Justice Ashok Bhushan and R Subhash headed a bench that referred Section 15 (1)(d) of the Hindu Succession Act and said that the heirs of a Hindu woman's parental side are covered under persons entitled to the succession of the property. The bench said, "A perusal of Section 15(1)(d) indicates that heirs of the father are covered in the heirs who could succeed. When heirs of the father of a female are included as person who can possibly succeed, it cannot be held that they are strangers and not the members of the family qua the female."
The court said that the term "family" has to be understood in a wider sense where apart from legal heirs and close relatives, "persons who may have some sort of antecedent title, a semblance of a claim or even if they have a spec successionis" meaning chance of succession after death a family member.
The ruling came in a case where a woman named Jagno inherited the property of her late husband and transferred it to her brothers' sons.
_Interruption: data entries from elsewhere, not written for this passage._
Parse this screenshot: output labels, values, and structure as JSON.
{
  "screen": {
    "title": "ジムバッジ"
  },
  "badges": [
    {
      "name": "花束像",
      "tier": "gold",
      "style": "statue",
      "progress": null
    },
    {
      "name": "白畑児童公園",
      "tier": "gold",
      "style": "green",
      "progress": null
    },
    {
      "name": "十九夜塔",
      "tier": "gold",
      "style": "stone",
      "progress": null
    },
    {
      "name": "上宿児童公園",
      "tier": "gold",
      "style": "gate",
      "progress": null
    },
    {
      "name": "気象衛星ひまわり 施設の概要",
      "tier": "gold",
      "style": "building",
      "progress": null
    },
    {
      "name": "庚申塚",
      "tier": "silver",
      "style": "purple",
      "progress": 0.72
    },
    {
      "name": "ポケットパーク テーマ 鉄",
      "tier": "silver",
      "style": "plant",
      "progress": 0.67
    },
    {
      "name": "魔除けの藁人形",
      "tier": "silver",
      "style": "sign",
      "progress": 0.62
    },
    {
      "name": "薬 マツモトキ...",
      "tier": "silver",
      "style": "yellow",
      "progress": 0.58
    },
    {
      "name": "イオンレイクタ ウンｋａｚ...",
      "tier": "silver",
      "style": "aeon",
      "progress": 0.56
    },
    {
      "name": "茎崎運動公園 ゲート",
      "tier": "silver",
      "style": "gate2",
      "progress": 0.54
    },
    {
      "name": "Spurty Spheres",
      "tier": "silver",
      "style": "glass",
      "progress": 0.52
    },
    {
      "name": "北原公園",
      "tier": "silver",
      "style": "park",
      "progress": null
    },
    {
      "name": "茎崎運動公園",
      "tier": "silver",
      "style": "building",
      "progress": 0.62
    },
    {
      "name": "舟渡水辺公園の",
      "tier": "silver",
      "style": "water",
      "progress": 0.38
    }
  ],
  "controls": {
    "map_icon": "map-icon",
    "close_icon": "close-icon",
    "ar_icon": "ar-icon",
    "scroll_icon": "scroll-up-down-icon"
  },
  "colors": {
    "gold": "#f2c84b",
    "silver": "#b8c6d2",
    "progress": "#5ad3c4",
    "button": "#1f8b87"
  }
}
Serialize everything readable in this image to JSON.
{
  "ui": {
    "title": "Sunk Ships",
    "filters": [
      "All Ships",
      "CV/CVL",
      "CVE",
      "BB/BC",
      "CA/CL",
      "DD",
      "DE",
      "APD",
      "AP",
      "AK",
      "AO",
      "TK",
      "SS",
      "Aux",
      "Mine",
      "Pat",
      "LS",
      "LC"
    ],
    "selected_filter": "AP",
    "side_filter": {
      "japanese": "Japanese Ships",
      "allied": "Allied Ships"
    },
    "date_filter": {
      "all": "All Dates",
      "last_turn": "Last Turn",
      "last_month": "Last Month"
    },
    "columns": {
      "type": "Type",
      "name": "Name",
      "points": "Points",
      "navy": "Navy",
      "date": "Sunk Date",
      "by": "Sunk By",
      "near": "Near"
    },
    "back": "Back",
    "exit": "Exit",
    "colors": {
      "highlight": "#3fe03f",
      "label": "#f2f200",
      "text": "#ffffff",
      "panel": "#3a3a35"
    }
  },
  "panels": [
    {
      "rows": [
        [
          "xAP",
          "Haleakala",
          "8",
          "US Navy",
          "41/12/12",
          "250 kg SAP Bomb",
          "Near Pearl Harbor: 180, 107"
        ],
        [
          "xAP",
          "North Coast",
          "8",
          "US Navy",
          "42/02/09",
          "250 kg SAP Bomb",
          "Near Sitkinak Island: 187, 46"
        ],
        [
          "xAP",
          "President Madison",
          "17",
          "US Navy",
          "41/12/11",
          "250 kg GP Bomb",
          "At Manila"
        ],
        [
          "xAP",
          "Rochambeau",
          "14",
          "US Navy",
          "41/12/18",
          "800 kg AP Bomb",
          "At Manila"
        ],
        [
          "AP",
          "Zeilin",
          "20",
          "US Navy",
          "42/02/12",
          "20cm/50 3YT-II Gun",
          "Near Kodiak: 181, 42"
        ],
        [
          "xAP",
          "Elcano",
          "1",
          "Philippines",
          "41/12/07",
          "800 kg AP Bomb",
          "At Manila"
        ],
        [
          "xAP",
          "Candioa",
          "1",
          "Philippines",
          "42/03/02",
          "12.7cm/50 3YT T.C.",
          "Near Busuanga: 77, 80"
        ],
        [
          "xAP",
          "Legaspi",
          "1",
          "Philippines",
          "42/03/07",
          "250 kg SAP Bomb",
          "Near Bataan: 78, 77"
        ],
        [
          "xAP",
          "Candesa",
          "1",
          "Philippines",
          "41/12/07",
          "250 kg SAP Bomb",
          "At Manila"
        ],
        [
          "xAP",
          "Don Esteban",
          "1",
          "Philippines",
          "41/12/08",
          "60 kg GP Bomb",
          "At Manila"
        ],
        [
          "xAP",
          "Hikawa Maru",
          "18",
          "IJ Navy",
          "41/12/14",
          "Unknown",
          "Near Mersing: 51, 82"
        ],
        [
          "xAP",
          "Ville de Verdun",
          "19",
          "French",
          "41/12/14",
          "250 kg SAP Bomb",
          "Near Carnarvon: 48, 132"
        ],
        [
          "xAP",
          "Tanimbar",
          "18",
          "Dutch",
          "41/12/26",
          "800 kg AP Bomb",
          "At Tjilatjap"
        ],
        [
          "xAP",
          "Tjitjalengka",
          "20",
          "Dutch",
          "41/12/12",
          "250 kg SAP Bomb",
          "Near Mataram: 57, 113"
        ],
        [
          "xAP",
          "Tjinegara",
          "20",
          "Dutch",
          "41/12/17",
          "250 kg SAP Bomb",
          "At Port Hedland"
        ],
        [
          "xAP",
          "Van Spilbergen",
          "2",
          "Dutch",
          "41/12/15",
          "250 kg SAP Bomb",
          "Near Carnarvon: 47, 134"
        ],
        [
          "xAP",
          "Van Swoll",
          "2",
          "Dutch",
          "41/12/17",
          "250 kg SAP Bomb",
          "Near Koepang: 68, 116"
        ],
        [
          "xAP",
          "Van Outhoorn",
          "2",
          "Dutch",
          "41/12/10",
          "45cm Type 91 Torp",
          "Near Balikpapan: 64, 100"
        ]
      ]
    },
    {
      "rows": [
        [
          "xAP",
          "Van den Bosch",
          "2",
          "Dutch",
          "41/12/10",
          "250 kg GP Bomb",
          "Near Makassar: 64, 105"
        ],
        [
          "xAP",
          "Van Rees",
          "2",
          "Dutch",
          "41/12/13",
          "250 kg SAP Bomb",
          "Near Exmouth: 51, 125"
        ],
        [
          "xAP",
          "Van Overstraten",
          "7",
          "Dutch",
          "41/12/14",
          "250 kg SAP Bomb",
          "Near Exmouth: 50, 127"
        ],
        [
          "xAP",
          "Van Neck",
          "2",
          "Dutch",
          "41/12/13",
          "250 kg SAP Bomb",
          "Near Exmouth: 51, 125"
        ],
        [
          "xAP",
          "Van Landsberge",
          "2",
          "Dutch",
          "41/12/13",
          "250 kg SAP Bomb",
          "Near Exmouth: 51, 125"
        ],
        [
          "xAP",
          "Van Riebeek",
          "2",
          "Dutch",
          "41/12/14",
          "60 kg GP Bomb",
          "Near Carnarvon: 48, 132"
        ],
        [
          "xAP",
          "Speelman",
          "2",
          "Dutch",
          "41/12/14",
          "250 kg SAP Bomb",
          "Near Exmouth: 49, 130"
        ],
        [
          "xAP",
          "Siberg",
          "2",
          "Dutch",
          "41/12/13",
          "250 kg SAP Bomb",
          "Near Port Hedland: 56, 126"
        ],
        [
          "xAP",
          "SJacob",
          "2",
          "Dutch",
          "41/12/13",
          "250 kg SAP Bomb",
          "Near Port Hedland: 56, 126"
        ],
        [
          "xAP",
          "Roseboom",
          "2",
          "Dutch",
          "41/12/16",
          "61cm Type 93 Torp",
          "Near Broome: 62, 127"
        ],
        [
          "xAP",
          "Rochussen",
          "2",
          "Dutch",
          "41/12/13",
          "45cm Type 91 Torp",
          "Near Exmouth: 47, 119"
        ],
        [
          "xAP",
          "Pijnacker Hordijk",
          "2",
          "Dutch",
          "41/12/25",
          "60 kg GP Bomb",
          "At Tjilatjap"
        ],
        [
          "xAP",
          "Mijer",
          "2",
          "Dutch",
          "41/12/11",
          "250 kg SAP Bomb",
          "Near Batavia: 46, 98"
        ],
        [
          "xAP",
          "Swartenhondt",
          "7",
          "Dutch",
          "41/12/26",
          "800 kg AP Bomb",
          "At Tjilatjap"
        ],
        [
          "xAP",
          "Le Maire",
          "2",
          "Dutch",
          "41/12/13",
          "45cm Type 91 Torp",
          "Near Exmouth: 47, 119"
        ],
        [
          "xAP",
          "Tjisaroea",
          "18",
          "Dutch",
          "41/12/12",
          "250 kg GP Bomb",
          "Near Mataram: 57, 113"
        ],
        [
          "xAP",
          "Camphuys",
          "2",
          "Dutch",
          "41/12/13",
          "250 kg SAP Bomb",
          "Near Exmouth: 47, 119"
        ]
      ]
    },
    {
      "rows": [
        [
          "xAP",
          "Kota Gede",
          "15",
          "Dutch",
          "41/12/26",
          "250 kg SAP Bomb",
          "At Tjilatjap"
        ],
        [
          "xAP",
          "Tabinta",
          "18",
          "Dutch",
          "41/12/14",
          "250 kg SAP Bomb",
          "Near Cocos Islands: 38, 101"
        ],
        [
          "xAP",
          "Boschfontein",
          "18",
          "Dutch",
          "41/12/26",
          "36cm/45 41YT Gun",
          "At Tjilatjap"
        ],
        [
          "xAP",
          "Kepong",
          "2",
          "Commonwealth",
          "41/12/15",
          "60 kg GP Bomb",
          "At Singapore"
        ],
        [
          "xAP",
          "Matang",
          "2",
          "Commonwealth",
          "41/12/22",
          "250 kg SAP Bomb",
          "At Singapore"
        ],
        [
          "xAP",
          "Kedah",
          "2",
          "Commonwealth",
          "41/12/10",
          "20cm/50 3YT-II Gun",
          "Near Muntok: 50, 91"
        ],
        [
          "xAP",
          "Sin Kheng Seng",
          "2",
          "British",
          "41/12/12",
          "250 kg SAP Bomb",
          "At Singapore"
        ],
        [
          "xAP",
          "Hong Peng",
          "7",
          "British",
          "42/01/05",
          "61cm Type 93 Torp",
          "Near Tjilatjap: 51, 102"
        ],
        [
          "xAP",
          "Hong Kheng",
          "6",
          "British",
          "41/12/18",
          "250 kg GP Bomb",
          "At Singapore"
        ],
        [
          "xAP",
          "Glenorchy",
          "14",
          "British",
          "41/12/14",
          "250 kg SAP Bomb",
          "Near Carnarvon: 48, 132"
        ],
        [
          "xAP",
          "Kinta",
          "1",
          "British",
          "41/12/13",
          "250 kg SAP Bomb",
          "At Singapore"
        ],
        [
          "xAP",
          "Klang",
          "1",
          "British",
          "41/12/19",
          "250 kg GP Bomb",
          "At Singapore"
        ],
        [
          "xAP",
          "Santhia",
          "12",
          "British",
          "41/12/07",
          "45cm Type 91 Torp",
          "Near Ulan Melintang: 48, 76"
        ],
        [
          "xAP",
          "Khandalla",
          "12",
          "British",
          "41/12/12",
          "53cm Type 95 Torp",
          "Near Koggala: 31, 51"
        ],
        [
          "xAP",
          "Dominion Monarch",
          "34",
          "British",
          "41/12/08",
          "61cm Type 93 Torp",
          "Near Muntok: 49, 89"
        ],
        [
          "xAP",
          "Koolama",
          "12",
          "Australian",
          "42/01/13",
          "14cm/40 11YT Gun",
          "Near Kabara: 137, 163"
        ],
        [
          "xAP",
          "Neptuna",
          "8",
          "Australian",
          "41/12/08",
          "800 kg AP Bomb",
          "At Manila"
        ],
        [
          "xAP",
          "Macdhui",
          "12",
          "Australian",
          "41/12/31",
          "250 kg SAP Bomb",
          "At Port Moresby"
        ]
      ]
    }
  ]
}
Jagno's brother-in-laws contested the same. The Supreme Court ruled the Jagno being her husband's widow is the absolute owner and that she can transfer it to her paternal side relatives. " We, thus, do not find any merit in the submission of counsel for the appellants that the defendants-respondents were strangers to the family," the court said and rejected the appeal of Jagno's brother-in-law's descendants.